Tenochtitlan, Itzcoatl döneminde (1428-40) komşu Texcoco ve Tlacopan devletleri ile ittifak kurarak Orta Meksika’da egemen güç durumuna geldi. Daha sonra hem ticari ilişkiler, hem de fetihler yoluyla, 400-500 küçük devletten oluşan, 5-6 milyonluk nüfusuyla 1519’da 207.200 km2’lik alana yayılan bir imparatorluğun merkezi oldu. Kent, en gelişkin döneminde, 13 km2’yi aşkın bir alanda 140 binden çok insan barındırıyordu; dolayısıyla Orta Amerika uygarlıklarınını tarihinde en yoğun nüfuslu yerleşim yeriydi. Aztek devleti, askerlerin egemenliğindeki bir despotluktu. Kastlara ve sınıflara bölünmüş ama dikey akışkanlığını da koruyan Aztek toplumunda yükselmenin en güvenli yolu savaşta kahramanlık göstermekti. Devlet işlerini rahipler ve bürokratlar yürütürdü. Toplumun alt katmanlarında, serfler, sözleşmeli hizmetkarlar ve köleler yer alırdı.

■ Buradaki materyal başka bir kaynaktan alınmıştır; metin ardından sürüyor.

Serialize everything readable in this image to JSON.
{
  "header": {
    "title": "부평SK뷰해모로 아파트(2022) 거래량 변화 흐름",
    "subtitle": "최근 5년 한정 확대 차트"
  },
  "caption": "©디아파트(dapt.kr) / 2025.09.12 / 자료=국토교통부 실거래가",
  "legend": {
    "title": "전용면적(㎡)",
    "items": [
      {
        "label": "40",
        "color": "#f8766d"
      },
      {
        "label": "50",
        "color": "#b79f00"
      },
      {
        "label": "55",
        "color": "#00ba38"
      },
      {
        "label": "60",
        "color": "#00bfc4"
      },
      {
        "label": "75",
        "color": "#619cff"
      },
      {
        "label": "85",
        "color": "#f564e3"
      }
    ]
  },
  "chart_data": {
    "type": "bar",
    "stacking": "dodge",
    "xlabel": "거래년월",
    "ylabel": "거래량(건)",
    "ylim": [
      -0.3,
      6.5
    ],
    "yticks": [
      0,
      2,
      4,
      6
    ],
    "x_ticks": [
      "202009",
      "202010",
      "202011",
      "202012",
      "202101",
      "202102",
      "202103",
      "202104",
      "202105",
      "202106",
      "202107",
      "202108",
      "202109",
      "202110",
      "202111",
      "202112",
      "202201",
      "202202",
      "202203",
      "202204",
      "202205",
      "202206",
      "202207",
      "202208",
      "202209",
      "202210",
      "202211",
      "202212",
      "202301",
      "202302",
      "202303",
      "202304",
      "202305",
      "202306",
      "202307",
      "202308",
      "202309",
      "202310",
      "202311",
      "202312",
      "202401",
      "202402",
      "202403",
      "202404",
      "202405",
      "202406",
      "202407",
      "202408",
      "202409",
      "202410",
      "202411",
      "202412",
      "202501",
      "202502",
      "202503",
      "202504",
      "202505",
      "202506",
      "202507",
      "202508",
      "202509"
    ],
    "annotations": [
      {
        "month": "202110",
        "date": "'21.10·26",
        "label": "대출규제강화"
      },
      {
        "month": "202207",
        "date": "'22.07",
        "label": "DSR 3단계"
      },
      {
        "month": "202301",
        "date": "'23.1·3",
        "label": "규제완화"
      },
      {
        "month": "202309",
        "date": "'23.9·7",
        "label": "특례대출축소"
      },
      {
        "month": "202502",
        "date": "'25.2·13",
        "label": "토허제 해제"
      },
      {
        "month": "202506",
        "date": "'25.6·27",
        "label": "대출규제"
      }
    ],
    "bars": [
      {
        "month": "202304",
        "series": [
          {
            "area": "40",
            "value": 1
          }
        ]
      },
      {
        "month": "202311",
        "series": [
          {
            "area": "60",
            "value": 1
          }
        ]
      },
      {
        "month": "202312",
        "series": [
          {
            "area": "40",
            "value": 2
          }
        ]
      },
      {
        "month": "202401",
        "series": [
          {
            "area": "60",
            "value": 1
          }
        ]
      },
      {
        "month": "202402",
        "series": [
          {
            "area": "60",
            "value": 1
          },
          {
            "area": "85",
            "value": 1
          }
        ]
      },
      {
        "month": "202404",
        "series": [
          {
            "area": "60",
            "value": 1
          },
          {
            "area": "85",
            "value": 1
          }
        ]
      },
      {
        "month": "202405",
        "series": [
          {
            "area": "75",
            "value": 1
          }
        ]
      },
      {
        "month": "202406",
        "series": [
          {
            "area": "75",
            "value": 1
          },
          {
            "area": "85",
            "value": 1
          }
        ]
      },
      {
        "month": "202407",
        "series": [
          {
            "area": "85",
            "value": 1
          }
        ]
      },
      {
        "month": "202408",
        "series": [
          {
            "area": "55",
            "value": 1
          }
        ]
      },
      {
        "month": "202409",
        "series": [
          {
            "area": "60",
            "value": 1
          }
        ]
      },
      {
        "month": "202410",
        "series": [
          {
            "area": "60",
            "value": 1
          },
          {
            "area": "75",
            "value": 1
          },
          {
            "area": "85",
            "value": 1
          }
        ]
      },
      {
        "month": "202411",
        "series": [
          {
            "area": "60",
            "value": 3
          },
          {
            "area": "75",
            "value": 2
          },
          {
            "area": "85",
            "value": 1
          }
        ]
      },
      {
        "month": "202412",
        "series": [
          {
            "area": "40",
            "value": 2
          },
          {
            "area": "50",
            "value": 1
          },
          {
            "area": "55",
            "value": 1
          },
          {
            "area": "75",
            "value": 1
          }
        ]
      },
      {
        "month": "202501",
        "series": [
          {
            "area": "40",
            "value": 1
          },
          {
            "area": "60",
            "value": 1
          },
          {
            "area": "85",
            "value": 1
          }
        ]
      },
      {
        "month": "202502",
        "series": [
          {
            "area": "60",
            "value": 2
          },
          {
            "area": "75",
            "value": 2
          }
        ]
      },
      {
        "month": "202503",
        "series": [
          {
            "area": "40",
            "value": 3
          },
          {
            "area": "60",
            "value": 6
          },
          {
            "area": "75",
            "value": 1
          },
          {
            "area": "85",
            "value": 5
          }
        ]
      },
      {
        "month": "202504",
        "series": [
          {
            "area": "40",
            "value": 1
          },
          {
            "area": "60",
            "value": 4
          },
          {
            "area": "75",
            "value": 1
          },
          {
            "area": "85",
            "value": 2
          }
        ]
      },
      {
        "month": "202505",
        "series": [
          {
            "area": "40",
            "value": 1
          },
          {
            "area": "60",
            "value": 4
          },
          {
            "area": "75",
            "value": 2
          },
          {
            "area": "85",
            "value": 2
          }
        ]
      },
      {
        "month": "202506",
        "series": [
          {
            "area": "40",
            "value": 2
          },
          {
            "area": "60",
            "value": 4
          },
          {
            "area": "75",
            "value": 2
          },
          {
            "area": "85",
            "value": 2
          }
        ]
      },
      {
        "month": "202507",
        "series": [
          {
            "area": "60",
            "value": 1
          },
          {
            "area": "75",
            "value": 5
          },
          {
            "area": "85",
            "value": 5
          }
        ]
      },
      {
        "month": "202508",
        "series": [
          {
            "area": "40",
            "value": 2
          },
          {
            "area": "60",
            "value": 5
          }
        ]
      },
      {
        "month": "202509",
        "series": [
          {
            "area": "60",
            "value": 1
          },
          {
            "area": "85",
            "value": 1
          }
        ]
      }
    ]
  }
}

Aztek dini, birçok Orta Amerika kültüründen değişik unsurları özümsemiş, çeşitli inanç sistemlerinden karşıt öğeleri bir araya getirmişti. Önceki halkların birçok kozmolojik inancını paylaşan bu din, özellikle evrenin bir dizi yaradılışın sonuncusu olduğu ve 13 gök katı ile 9 yeraltı dünyası arasında bulunduğu yolundaki Maya inancını benimsemişti. Azteklerin başlıca tanrıları, Savaş ve Güneş Tanrısı Huitzilopochtli, Yağmur Tannsı Tlaloc ve yarı tanrı-yarı kahraman Tüylü Yılan Quetzalcoatl idi. Insan kurban etme töreninde, kurbanın yüreği Güneş Tanrısı’na sunulurdu. Kan akıtma töreni de yaygındı. Dinle yakından ilişkili Aztek Takvimi, rahiplerin uğraşı olan kapsamlı bir ayinler ve törenler döngüsünün temeliydi. Orta Amerika’nın büyük bölümünde kullanılan bu takvim, 365 günlük (20’şer günlük 18 ay, artı 5 uğursuz gün) bir güneş takvimi ile 260 günlük (20’şer günlük 13 devre) bir dinsel yıldan oluşuyordu. Birbirine koşut giden bu iki yıl döngüsü, 52 yıllık daha büyük bir döngünün parçasıydı. Yöreye 1519’da gelen Ispanyol kaşifler bu uygarlığın gelişmesine son verdiğinde Aztek Imparatorluğu’nun genişlemesi ve toplumsal evrimi henüz durmuş değildi. Son Imparator Il. Montezuma (hd 1502-20), Hernan Cortas tarafından tutsak, alındı ve hapiste öldü. Imparatorluk, üstün silahlarla donanmış Avrupalılarca hızla fethedildi.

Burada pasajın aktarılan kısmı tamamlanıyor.